Of course she has. She’s always been a better student than me.
“They give you the hybrid?” I say as she heads toward the door.
“Made me buy it for five hundred bucks,” she says. “Paid them last month.”
“That’s a good deal,” I say, like an idiot. “I always liked that car.”
“Good,” she says. “Then you can watch it drive away.”

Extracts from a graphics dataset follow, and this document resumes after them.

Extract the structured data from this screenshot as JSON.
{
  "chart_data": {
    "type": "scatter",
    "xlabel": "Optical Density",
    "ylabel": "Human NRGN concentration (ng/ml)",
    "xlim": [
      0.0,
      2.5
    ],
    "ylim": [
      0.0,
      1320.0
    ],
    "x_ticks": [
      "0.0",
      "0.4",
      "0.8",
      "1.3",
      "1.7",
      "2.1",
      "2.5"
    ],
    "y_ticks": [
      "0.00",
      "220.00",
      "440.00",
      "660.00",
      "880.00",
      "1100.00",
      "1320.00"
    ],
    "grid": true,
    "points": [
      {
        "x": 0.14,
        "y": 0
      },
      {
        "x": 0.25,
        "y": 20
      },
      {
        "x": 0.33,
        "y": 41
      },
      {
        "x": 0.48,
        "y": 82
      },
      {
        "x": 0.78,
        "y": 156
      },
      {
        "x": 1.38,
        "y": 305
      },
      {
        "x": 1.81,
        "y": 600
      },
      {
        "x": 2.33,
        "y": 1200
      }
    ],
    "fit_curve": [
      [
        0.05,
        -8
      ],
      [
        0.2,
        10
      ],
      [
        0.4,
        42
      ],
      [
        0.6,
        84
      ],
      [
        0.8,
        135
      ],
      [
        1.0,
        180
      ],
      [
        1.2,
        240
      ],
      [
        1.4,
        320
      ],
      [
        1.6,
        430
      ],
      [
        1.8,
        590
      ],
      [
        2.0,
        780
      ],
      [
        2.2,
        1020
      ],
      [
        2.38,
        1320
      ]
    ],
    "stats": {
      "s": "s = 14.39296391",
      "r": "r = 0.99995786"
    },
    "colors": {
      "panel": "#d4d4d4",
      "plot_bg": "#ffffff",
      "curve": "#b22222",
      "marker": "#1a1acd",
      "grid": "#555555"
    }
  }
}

And I do. I stand there at the door, watch the headlights come on, and watch her back out and drive away. After that, I head back to the couch to order Tess of the d’Urbervilles. Turns out it’s a miniseries — 240 minutes long! I make it through the first episode and half of the second — only two and a half to go — but I still have pretty much no idea what’s going on. The actors are trying to out-British one another, and I was thinking about what Janie said the entire time.
I don’t mind her taking a few shots at me like that. I deserve it, and if I could fix this just by taking enough abuse, it’d be no problem. I’m good at that. But I can’t fix things that way. I’ve got to talk, like she said, really talk.
That’s the problem. I’m not as good at that. I’m not good at it at all. But I have to try. I know that. I just don’t know how.